Blackout di questo tipo in una serie non sono contemplati e, per quanto Mitchell negli anni si sia affermato come un playoff performer di altissimo livello - basti ricordare la sua ballata (e di Jamal Murray) nella bolla - in questo caso si parla di prestazioni continuative in una corsa al titolo. L’ex Jazz, per un motivo o per un altro, non è mai stato in squadre che hanno superato il secondo turno, e anche questo è un aspetto da non sottovalutare.

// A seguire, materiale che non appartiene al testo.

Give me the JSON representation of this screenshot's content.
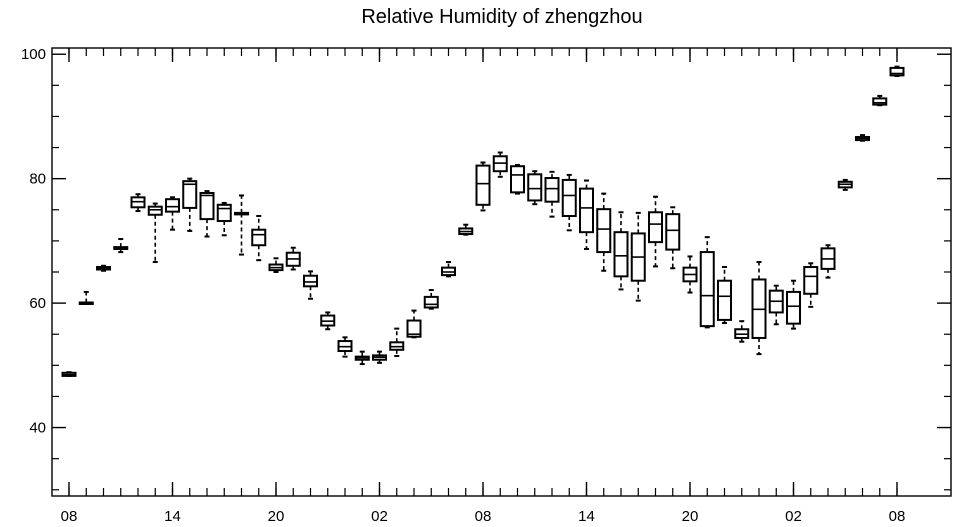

Dell’intero roster di Cleveland, solo Max Strus ha presenze alle Conference Finals e alle Finals, raggiunte da titolare con i Miami Heat rispettivamente nel 2022 e 2023. Per il resto, proprio perché buona parte del nucleo è stata cresciuta “in casa” e l’età media dei giocatori chiave è ancora bassa, l’esperienza in uno stadio avanzato dei playoff è inesistente. A differenza, per esempio, dei Celtics, i quali hanno in Tatum, Brown, Holiday e Horford dei veri e propri esperti del mestiere - i primi due già nei pressi della top-10 dello storico dei Celtics per presenze in post-season.

IN CONCLUSIONE
L’inesperienza ai playoff è sicuramente il motivo che più fa pensare che questi Cavaliers non possano fare partita pari con Boston e OKC, ma la stagione regolare ci ha detto che non è proprio così. Spesso bistrattata, nelle 82 partite stagionali ci sono momenti più o meno competitivi, incastri più o meno indicativi, ma alla fine rispecchiano le ambizioni e il valore delle squadre. Non si battono casualmente i Thunder e i Celtics la metà delle volte. I discorsi che inseguivano i Cavs sull'impossibilità di trovare le giuste spaziature con Mobley e Allen insieme sono stati messi a tacere dal lavoro di Atkinson e del suo staff. “Spaziature” non è un termine privo di significato, un involucro vuoto dal quale una squadra si ritrova passivamente avvolta, ma è un concetto malleabile e dinamico, indipendente dal semplice “sa tirare - non sa tirare” relativo al singolo giocatore. E, anche in questo caso, non si arriva a questo livello casualmente, ma servono attenzione ai dettagli, capacità di comunicazione e soprattutto di ricezione. Tutti meriti impossibili da non riconoscere ai Cleveland Cavaliers. L’esperienza ai playoff, per il resto, si può fare solo partecipando e non esiste un corso su come arrivare fino in fondo. Bisogna provare e riprovare nel modo migliore possibile.